Grüne Stammzellen im Kleinen Blasenmützenmoos
Deutsch-Israelisches Forscherteam entdeckt archaischen Kontrollmechanismus des Pflanzenwachstums
Development 136
Während der Evolution von Bakterien zu Höheren Organismen wie Menschen oder Rosen entwickelte sich eine große Anzahl von verschiedenen Zelltypen mit spezifischen Funktionen. Eine zentrale Frage in der Biologie lautet: "Wie entwickeln sich verschiedene Zelltypen und Organe aus einer totipotenten befruchteten Eizelle?" Obwohl diese Zellen alle die gleichen Gene teilen, haben die Zelltypen unterschiedliche Aufgaben. Während in dem einen Zelltyp ganze Blöcke von Genen inaktiv sind, werden sie in anderen Zellen eingeschaltet. Diese genomweite Steuerung von Genaktivitäten erfolgt durch Proteinkomplexe in einem als "Epigenetik" - was "jenseits der Genetik" bedeutet - bezeichneten Prozess. Einer von diesen Hauptschaltern ist ein großer Komplex aus verschiedenen Proteinen, der so genannte Polycomb (PcG)-Komplex.
Die Forscherteams von Dr.

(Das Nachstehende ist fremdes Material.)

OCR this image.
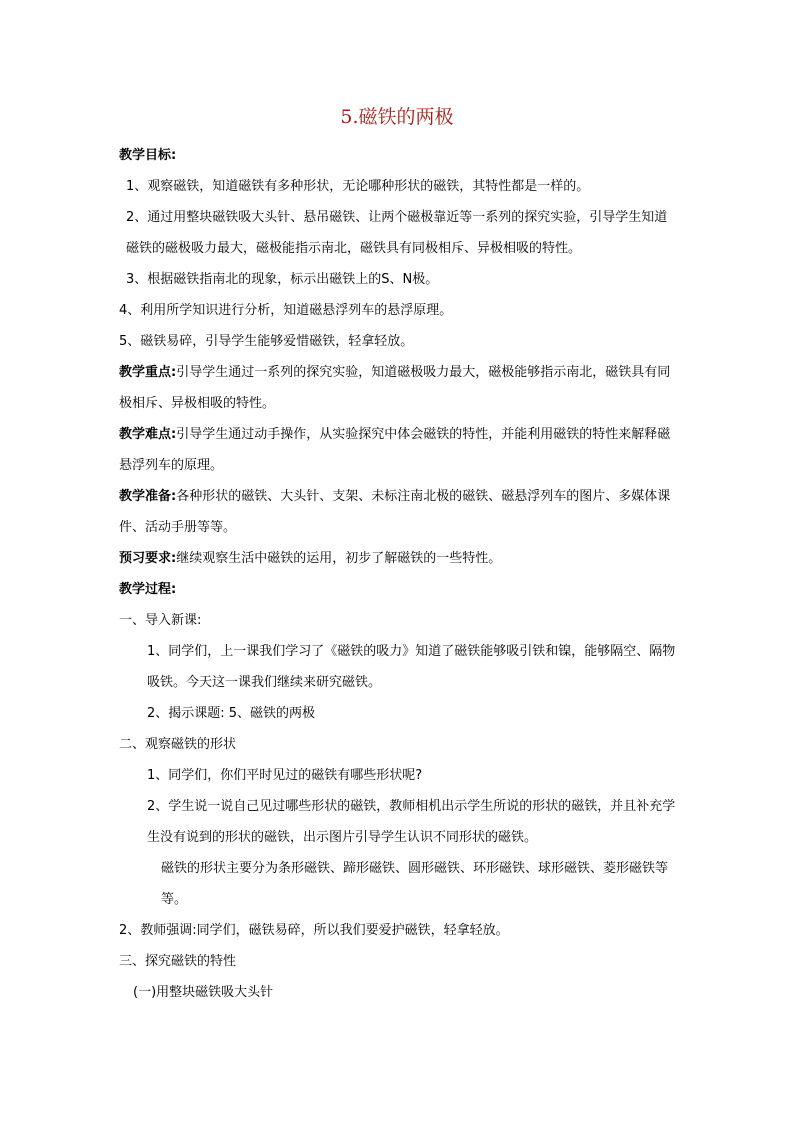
5.磁铁的两极

教学目标:

1、观察磁铁，知道磁铁有多种形状，无论哪种形状的磁铁，其特性都是一样的。

2、通过用整块磁铁吸大头针、悬吊磁铁、让两个磁极靠近等一系列的探究实验，引导学生知道磁铁的磁极吸力最大，磁极能指示南北，磁铁具有同极相斥、异极相吸的特性。

3、根据磁铁指南北的现象，标示出磁铁上的S、N极。

4、利用所学知识进行分析，知道磁悬浮列车的悬浮原理。

5、磁铁易碎，引导学生能够爱惜磁铁，轻拿轻放。

教学重点:引导学生通过一系列的探究实验，知道磁极吸力最大，磁极能够指示南北，磁铁具有同极相斥、异极相吸的特性。

教学难点:引导学生通过动手操作，从实验探究中体会磁铁的特性，并能利用磁铁的特性来解释磁悬浮列车的原理。

教学准备:各种形状的磁铁、大头针、支架、未标注南北极的磁铁、磁悬浮列车的图片、多媒体课件、活动手册等等。

预习要求:继续观察生活中磁铁的运用，初步了解磁铁的一些特性。

教学过程:

一、导入新课:

1、同学们，上一课我们学习了《磁铁的吸力》知道了磁铁能够吸引铁和镍，能够隔空、隔物吸铁。今天这一课我们继续来研究磁铁。

2、揭示课题: 5、磁铁的两极

二、观察磁铁的形状

1、同学们，你们平时见过的磁铁有哪些形状呢?

2、学生说一说自己见过哪些形状的磁铁，教师相机出示学生所说的形状的磁铁，并且补充学生没有说到的形状的磁铁，出示图片引导学生认识不同形状的磁铁。

磁铁的形状主要分为条形磁铁、蹄形磁铁、圆形磁铁、环形磁铁、球形磁铁、菱形磁铁等等。

2、教师强调:同学们，磁铁易碎，所以我们要爱护磁铁，轻拿轻放。

三、探究磁铁的特性

(一)用整块磁铁吸大头针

Nir Ohad von der Tel Aviv-Universität, Israel, und Professor Ralf Reski von der Albert-Ludwigs-Universität Freiburg berichten in der Juli-Ausgabe der Fachzeitschrift "Development" über die Identifizierung eines Mitglieds dieses Komplexes, des FIE-Proteins aus dem Moos Physcomitrella patens, dem Kleinen Blasenmützenmoos.
Was haben die Forscher, deren Projekt von der German-Israeli-Foundation (GIF) gefördert wurde, eigentlich entdeckt? Sie haben herausgefunden, dass das FIE-Gen des Mooses nur in dessen Stammzellen, wie zum Beispiel in der Eizelle, aktiv war. Dieses Gen wurde jedoch bald nach der Befruchtung der Eizelle im jungen Embryo abgeschaltet. Außerdem begannen Mooszellen, in denen dieses Gen durch Gentechnik dauerhaft ausgeschaltet (mutiert) wurde, sich in einer Weise unkontrolliert zu vermehren, die an Krebszellen von Menschen und Tieren erinnert. Zur großen Überraschung des Forscherteams konnte dieses unkontrollierte Zellwachstum im mutierten Moos durch die Einführung eines FIE-Gens von der Samenpflanze Arabidopsis rückgängig gemacht werden. "Auf dem ersten Blick traute ich meine Augen nicht - ich schaute auf eine Gen-Komplementation zwischen Organismen, die durch 450 Millionen Jahren von Evolution getrennt sind", sagt Nir Ohad. Und Ralf Reski ergänzt: "Der Anblick von krebsartigem Zellenwachstum in einer einfachen Pflanze wie Physcomitrella hat mich fasziniert. Nun kann Moos als ein Modellsystem für die Erforschung von vielen fundamentalen Fragen der Biologie dienen, sogar in der Stammzellforschung."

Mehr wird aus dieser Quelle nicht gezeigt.